Paul tells us, “For such are false apostles, deceitful workers, transforming themselves into apostles of Christ. And no marvel; for Satan himself is transformed into an angel of light. Therefore it is no great thing if his ministers also be transformed as the ministers of righteousness; whose end shall be according to their works,”2 Corinthians 11:13-15. Does that passage describe Augustine? I will not presume to say. I have several volumes of his works in my library, and I must acknowledge that I have often been moved by reading his experience, as he tells of his struggles with his own carnality. The unregenerate do not war against their depravity. They appreciate it and cultivate it. They gain satisfaction from their own corruption. But then I read of his using his enormous influence to bring about the death of so many innocent people, whose only offense was in worshiping their Maker in ways he did not approve, and I cannot conceive of how any heaven born soul could engage in what was nothing more than calculated, cold-blooded murder-and that on a grand scale. It was judicial murder, but it was murder, nonetheless.

It is far too much that he drove them from their families, from their homes, and from their churches, but for him to have them killed is simply unexplainable. And, keep in mind that, more than any other person, Augustine was the instigator and enforcer of what he calls these penal laws.

Somebody tells us that Augustine was simply the product of his times; that it was the practice in that day to torture and kill those who refused to be converted. But that does not explain anything. More than anybody else, he was the man who started the practice. Had Augustine later expressed remorse over the people who died because of his campaigns, we might reach other conclusions. Even a secular court of law takes remorse into consideration.

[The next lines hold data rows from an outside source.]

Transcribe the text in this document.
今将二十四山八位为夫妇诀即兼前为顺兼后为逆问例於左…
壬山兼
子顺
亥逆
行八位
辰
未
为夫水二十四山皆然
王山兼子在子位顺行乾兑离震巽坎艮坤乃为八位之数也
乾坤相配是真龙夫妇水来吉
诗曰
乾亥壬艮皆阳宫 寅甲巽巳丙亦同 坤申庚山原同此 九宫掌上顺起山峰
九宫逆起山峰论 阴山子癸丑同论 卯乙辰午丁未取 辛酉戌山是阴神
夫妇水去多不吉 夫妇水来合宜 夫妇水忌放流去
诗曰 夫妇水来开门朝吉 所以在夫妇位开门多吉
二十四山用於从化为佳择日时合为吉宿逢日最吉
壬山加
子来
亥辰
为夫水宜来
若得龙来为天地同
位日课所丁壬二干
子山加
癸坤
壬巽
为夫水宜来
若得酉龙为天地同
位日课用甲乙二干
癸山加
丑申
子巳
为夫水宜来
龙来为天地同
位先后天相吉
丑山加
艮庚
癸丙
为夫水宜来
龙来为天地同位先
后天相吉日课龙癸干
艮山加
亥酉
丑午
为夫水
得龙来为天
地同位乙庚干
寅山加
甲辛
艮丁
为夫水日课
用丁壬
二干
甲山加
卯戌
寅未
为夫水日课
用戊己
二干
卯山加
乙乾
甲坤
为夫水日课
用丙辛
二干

But the fact that Augustine seems never to have regretted the many innocent people whose death he brought about, and the fact that, from all we can learn of him, he died, totally unrepentant over their deaths, we must forever withhold judgment. Our Calvinist historians have been faithful to relate the huge numbers of their own people who were killed during the Roman Catholic Inquisition. But they have been as silent as the tomb about literally thousands of innocent, God-fearing preachers who were torn from their homes, from their families, from their churches, and finally banished from the land-by this first and most illustrious Calvinist preacher- this founder of Calvinism. For over 400 years the Protestants have been grinding out their books, rewriting their history. They have kept us well informed about the suffering they experienced at the hands of the Roman Catholic authorities during what has come to be known as the Inquisition. What they have been very careful not to tell is that when the Calvinists were in authority, they were just as bloodthirsty as the Roman Catholic Inquisitors ever were.